A minority government exists when the cabinet is drawn from parties that together control less than a majority of seats in the legislature's confidence chamber. Because it lacks an automatic majority, the government survives only as long as enough non-government legislators are willing to either support it or abstain on confidence votes and key bills such as the budget.
Minority governments typically operate through one of several arrangements:
- Confidence-and-supply agreements, in which one or more outside parties commit in writing to back the government on confidence motions and budgets but remain free on other votes. The 2017–2019 deal between the UK Conservatives under Theresa May and the Democratic Unionist Party is a well-known example.
- Ad hoc legislative coalitions, where the cabinet negotiates support bill-by-bill with different parties, a pattern long associated with Scandinavian politics, particularly Denmark and Sweden.
- Tolerated minorities, where opposition parties abstain rather than vote down the government, often to avoid triggering an election they do not want.
Minority governments are common in parliamentary systems with proportional representation or fragmented party systems.
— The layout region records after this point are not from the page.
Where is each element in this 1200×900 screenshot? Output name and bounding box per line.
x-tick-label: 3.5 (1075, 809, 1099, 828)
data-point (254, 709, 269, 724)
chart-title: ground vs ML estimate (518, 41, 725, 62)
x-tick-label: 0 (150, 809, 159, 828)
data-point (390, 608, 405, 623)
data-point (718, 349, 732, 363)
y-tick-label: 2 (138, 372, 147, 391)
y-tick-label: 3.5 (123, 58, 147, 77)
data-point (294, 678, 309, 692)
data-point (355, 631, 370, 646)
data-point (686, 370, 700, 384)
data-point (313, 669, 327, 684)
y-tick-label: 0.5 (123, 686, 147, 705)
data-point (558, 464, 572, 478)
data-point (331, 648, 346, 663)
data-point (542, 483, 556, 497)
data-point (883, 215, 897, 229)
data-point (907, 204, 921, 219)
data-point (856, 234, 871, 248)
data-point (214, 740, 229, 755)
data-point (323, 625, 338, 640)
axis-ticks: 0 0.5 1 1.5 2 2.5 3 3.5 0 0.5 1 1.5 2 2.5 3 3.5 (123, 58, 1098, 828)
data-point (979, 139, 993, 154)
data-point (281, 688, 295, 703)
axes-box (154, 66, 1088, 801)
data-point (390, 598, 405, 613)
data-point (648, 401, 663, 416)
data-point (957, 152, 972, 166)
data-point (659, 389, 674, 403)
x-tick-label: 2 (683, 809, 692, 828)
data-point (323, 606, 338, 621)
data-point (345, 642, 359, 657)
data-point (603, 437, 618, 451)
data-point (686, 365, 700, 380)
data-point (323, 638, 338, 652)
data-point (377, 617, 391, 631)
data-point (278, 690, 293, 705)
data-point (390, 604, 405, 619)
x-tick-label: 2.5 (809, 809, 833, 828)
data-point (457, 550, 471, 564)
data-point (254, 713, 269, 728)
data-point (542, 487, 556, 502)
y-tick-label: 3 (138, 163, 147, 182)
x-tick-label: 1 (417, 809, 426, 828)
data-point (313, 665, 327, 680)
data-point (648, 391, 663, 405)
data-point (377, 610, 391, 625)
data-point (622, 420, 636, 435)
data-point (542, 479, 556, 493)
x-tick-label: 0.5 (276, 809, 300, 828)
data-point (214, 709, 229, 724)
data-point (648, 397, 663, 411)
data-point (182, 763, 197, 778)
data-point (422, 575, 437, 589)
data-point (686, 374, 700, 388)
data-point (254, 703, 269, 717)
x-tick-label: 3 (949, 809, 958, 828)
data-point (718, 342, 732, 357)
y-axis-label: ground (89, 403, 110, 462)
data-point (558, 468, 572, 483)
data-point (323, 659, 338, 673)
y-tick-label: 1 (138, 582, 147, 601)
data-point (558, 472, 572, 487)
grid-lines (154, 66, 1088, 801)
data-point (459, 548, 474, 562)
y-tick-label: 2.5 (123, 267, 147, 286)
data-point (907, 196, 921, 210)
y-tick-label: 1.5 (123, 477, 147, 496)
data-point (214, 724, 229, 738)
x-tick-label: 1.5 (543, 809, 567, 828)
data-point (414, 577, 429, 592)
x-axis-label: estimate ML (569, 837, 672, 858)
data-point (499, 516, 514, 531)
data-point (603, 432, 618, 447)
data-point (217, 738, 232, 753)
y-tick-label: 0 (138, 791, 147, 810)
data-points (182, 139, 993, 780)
Canada has had several at the federal level, including the Liberal governments led by Justin Trudeau after the 2019 and 2021 elections, the latter supported by a confidence-and-supply agreement with the New Democratic Party signed in March 2022. Spain, New Zealand, Denmark, Norway, and Ireland have also produced minority cabinets.
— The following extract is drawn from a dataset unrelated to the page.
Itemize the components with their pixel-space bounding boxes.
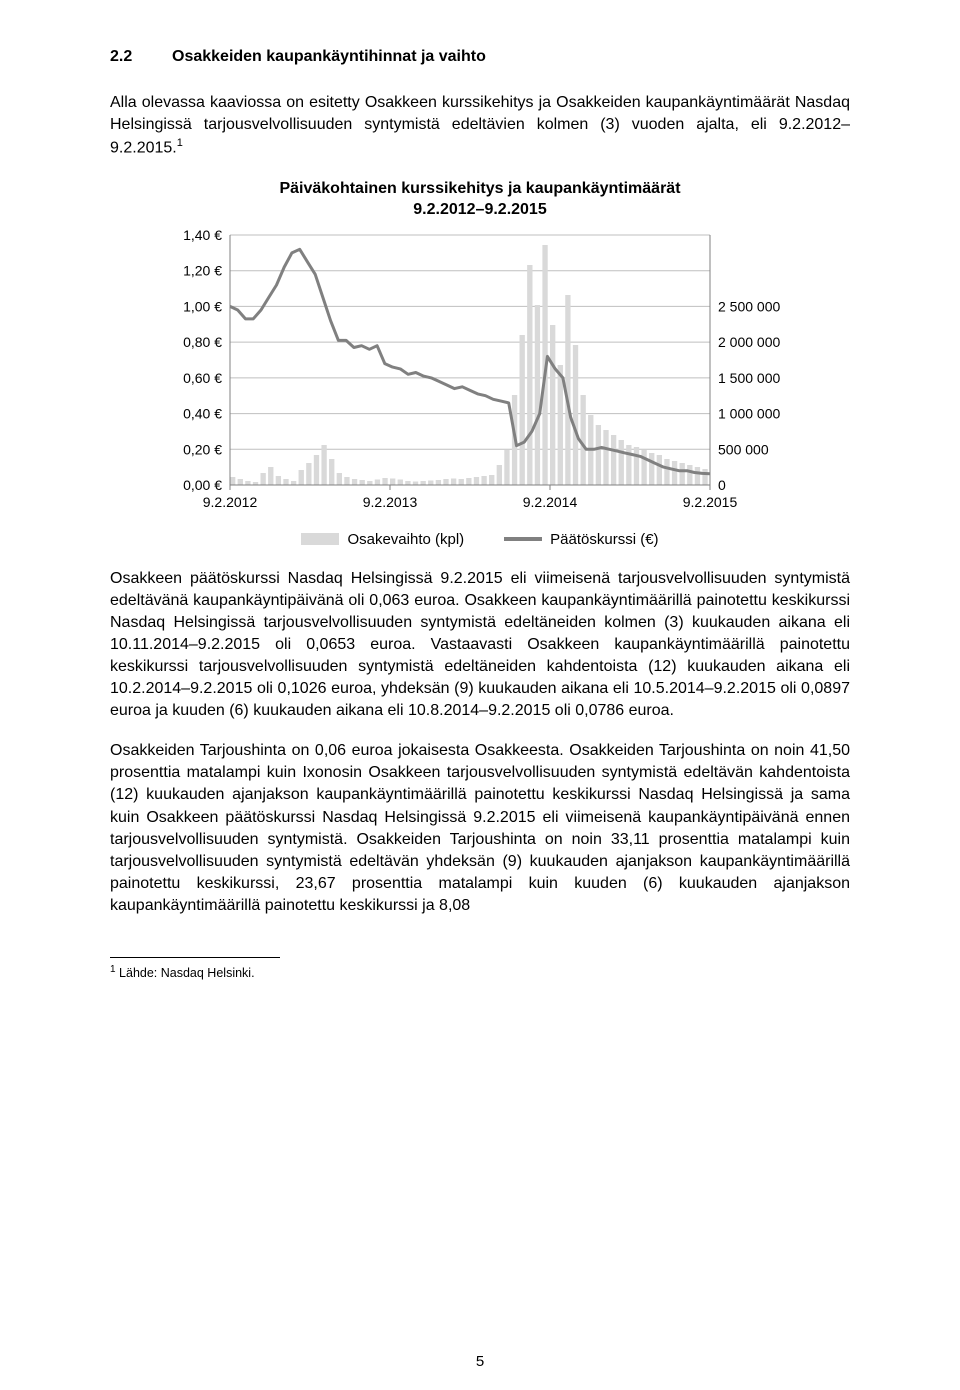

Advantages cited by political scientists include greater legislative bargaining, more amendments accepted from opposition parties, and stronger committee scrutiny. Drawbacks include policy instability, shorter average tenure, and the risk of being defeated on a confidence vote, which in Westminster systems typically triggers either a new government or an early election.
Minority governments should be distinguished from coalition governments, which command a formal majority through a multi-party cabinet, and from caretaker governments, which hold office only until a successor is formed.
Example
After Canada's 2021 federal election, Justin Trudeau's Liberals formed a minority government and in March 2022 signed a confidence-and-supply agreement with the NDP to secure votes through 2025.
Frequently asked questions
A coalition government has a formal multi-party cabinet that together holds a majority of seats. A minority government's cabinet parties hold fewer than half the seats and rely on outside support to pass legislation.